Another worthy program is New York Life's $50 billion Empowerment Plan that seeks to persuade two hundred thousand African American families to purchase at least $250,000 of life insurance. Yes, it's a savvy sales strategy, but that doesn't detract from its broader value. The idea, as New York Life states, is to show African Americans “how other cultures use life
insurance to protect income and to build multigenerational wealth.” The company wants to challenge Blacks “to be wealth creators, instead of wealth spenders.” However, the wealth creators are not just the consumers who are able to create and transfer wealth with life insurance and annuities; the $50 billion Empowerment Plan also calls for targeting Black entrepreneurs as agents and brokers: “New York Life's 900+ African American agents have pledged to help empower the communities they serve.” Eugene Mitchell, SVP of the African American Market Unit, describes these reps as “quasi business owners,” something akin to being a New York Life franchisee. In effect, the Black entrepreneurs, their families, and their neighborhoods reap the same benefits that occur when major franchisers recruit, train, and support Black franchisees. As an advocate for African American economic empowerment, I like that concept—a lot.

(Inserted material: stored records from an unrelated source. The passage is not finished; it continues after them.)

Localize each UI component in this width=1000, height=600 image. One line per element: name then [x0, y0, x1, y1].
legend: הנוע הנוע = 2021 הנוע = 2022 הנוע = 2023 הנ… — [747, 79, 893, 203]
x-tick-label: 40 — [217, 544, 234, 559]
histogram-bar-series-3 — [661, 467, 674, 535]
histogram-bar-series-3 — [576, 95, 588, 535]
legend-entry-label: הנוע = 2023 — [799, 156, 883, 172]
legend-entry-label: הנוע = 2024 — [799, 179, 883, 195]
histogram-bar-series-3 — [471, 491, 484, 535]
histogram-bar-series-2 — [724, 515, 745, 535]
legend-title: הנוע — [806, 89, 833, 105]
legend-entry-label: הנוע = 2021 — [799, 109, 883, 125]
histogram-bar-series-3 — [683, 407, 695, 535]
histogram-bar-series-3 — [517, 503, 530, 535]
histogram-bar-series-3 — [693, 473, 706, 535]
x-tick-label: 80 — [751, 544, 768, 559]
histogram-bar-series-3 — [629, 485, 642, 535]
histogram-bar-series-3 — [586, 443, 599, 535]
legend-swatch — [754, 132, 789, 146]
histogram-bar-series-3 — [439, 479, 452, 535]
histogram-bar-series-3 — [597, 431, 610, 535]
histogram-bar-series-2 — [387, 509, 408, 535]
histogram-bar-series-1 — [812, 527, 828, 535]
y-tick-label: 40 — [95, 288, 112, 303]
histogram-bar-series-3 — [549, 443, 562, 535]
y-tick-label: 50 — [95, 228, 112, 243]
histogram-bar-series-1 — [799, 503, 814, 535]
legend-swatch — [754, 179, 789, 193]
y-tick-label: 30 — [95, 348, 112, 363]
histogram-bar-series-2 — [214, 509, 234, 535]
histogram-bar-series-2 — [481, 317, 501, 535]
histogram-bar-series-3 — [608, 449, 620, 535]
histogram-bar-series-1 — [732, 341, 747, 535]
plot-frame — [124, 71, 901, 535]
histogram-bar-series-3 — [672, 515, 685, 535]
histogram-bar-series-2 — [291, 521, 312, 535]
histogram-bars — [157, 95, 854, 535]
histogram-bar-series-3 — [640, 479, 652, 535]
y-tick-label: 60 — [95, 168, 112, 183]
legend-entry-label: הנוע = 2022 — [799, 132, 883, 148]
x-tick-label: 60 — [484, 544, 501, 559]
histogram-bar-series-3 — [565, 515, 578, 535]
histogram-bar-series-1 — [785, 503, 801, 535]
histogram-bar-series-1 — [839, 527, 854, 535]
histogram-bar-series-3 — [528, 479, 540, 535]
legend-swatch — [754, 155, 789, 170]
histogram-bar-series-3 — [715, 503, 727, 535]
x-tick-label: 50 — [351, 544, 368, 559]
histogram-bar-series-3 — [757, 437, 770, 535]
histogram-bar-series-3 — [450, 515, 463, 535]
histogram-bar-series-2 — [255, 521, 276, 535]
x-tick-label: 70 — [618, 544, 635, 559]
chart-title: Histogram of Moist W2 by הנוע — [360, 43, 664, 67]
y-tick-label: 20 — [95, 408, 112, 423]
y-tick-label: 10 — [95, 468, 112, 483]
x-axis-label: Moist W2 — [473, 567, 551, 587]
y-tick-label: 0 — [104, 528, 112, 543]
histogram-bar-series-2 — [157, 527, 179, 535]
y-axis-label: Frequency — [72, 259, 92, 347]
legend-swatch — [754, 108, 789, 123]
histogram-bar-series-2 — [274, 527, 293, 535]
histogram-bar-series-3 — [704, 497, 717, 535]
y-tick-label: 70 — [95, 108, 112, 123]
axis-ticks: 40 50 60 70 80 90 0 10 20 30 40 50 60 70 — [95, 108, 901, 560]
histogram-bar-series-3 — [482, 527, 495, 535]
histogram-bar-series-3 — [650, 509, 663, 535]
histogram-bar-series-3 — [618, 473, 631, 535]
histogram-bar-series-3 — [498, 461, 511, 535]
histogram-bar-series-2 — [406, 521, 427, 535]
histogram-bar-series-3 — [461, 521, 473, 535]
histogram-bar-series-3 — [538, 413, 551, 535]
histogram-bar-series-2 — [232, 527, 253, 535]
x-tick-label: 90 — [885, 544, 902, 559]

If other corporations, like Pepsico's KFC and Pizza Hut, Procter & Gamble, Toyota, Home Depot, Kmart, and The Athlete's Foot, were to allocate one-tenth of the money they spend on advertising to Black consumers on advertising to Black entrepreneurs, they would attract some of the most talented, driven, and hardworking franchisees, suppliers, and vendors on the planet. The money they would invest in training the new franchisees—which is what the companies would invest in any potential franchisee—along with offering financing, extended repayment periods, and that critical help with start-up costs—would get the attention of Black consumers, who would support those stores in big numbers. The same would happen if these firms were to put more money into finding Black suppliers and vendors or enabling quality Black companies that may not be big enough to serve as subcontractors or suppliers to their partners or their own suppliers. Progressive organizations engage in Tier 2 supplier diversity by requiring that their main suppliers meet certain levels of spending with minority suppliers.